Semipermeability of concrete for hazardous waste containment

Abstract

Low-level waste is stored in multilayer, overlapping barrier systems for long-term containment, which serve as the primary barrier against leakage. Reinforced concrete is typically used as the container material for radioactive wastes, making the material properties paramount for contaminant control. Strength, density, corrosion resistance and permeability are regulated. This study examined the physico-chemical properties of high-density, lower-permeability concrete for potential to hyperfiltrate chloride solutions (185 and 345 parts per million) under relatively low hydraulic head, similar to encasement. Four hyperfiltration experiments were conducted on intact concrete discs, two experiments for each solution at hydrostatic heads of 0·5 and 1·0 m. Chloride concentrations measured within the experimental cells showed an increase ranging from 126% to 152%. Reflection coefficients ranged from 0·15 to 0·19, suggesting that low-permeability concrete discs exhibit measurable solute rejection capabilities.

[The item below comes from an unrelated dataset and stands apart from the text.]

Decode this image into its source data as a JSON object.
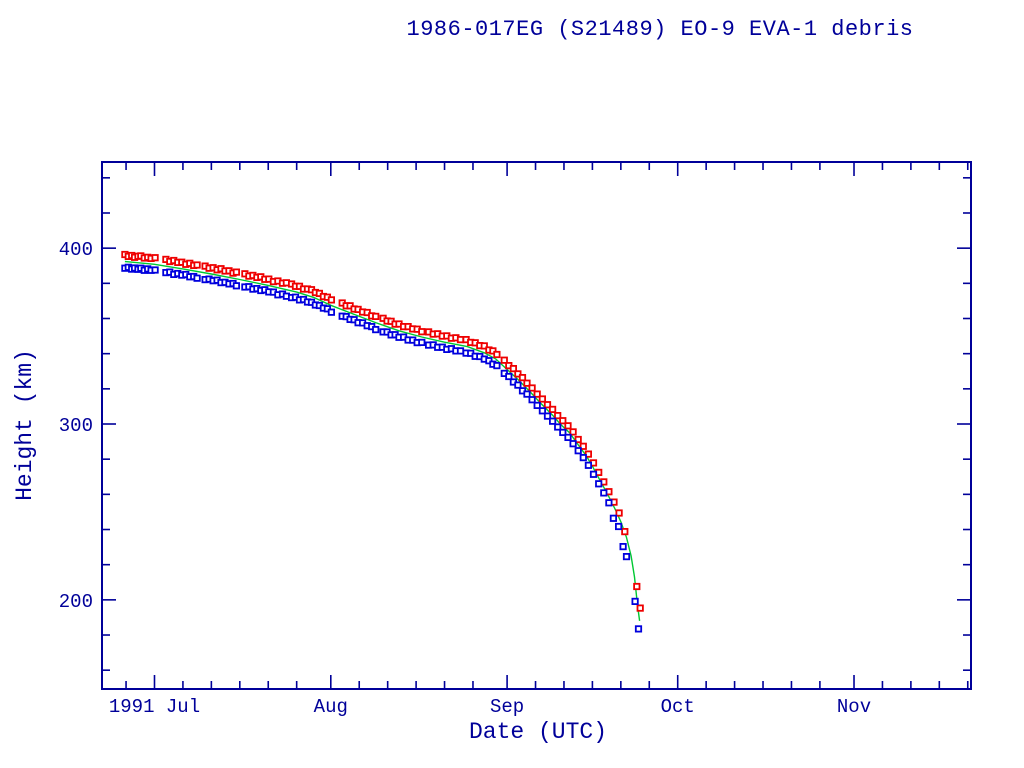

External chloride penetration may initially be hampered. However, once steady state had been established and salt penetrated at a fixed rate, the concentration polarization layer (CPL) provided a source for continued penetration. With the CPL adjacent to a container, corrosion may accelerate in the reinforcing rebar due to the high chloride concentration and chemical gradient within the pores. The application of electro-osmotic pulses can reverse chloride intrusion.